Stockade Companies, LLC is a privately held multi-concept restaurant company based in Round Rock, Texas.

The company operates under three brands:
- Sirloin Stockade, which operates as a steakhouse and buffet restaurant, and is notable for the large cows outside many of its locations,
- Montana Mike's, which operates as a more upscale steakhouse, notably for its restaurants resembling Rocky Mountain cabins, and
- WingMe.

As of May 2026, the company operates eight Sirloin Stockade locations (four in Texas, two in Missouri, and one each in Oklahoma and Kentucky) and seven Montana Mike's locations (three in Indiana, two in Oklahoma, and one each in Iowa and Texas).

==History==
The company was established in 1984 by a group of Sirloin Stockade franchisees. The Sirloin Stockade brand dates back to 1966 in Oklahoma City, Oklahoma.
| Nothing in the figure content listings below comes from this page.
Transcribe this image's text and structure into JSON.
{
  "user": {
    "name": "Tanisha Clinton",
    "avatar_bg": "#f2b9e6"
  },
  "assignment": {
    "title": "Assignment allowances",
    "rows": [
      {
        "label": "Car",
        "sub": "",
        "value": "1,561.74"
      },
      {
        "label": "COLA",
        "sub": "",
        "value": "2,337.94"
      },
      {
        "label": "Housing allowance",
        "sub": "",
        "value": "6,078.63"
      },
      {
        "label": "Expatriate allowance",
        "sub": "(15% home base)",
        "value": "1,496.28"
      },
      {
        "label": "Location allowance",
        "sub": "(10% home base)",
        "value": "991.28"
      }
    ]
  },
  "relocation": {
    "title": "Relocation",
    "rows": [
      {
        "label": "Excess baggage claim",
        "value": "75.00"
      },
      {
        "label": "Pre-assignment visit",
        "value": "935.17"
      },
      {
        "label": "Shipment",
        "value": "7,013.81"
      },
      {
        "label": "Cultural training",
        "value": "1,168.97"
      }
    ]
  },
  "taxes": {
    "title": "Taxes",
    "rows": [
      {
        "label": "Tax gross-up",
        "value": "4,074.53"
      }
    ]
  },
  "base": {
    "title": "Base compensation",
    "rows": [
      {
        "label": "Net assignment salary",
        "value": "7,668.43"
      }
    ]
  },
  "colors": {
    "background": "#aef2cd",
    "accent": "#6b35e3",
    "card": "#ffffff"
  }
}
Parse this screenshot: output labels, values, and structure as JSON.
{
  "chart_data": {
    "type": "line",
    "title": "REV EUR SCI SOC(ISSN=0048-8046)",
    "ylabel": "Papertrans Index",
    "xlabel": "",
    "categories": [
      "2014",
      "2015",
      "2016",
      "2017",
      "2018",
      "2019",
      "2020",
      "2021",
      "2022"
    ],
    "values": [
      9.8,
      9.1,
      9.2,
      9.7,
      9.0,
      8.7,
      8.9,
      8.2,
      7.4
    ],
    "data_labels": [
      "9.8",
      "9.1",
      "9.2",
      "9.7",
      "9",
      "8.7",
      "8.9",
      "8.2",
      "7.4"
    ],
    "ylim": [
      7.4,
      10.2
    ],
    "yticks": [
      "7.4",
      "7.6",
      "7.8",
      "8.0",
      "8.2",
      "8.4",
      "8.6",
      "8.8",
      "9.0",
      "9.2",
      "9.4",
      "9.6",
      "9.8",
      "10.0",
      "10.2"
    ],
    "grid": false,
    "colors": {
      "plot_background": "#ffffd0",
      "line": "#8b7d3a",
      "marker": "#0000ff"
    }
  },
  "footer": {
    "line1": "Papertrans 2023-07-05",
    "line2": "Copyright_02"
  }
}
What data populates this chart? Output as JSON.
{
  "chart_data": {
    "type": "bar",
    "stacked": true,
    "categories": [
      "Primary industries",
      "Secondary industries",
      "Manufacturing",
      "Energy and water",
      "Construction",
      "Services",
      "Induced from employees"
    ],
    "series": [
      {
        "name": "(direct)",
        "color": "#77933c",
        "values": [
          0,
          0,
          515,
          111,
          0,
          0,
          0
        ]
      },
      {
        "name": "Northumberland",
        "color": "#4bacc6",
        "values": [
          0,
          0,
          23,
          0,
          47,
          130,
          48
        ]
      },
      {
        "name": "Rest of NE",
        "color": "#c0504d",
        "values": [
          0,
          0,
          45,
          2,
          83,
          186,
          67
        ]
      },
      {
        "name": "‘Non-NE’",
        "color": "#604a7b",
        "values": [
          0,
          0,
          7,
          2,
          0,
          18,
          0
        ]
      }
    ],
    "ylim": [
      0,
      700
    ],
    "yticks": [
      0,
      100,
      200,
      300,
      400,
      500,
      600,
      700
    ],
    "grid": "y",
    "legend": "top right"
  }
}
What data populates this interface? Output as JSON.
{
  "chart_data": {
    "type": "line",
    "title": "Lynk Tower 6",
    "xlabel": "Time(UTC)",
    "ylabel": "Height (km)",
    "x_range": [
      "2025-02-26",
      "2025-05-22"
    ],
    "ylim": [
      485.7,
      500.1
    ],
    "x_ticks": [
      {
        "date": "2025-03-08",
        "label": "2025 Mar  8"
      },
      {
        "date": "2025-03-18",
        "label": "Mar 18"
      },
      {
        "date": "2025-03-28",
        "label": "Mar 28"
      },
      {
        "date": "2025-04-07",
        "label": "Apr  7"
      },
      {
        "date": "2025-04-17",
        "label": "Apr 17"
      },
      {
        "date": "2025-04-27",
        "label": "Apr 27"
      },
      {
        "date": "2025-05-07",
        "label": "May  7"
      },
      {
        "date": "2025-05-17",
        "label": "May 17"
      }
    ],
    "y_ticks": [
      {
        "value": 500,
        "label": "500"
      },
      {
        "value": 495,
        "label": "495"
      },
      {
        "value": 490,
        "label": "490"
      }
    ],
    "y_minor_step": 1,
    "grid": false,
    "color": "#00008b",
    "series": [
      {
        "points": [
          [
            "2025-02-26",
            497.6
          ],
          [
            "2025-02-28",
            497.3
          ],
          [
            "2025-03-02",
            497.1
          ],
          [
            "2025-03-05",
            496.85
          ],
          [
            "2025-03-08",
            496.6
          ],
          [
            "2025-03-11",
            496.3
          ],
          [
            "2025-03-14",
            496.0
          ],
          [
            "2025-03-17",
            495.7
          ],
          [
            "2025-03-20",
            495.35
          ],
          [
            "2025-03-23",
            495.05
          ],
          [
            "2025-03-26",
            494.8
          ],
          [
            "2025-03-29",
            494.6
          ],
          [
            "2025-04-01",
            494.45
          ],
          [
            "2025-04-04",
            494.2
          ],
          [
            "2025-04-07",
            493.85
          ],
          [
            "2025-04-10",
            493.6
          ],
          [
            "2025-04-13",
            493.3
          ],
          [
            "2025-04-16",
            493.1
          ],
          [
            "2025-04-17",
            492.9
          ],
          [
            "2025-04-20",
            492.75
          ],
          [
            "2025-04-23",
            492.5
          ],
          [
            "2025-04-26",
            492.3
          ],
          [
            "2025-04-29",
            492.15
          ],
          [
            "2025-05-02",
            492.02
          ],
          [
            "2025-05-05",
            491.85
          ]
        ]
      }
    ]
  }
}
In 2008, Tom Ford became the CEO of Stockade Companies. Ford began working for the company on its first day in 1966 as a dishwasher at the debut Sirloin Stockade restaurant in Oklahoma City. Ford worked in additional positions while attending college and later purchased a Sirloin Stockade restaurant in 1979 in the Austin, Texas area.

The company also operated under the Coyote Canyon name, but the last such restaurant, located in Bradley, Illinois, closed on June 2, 2020, due to the COVID-19 pandemic.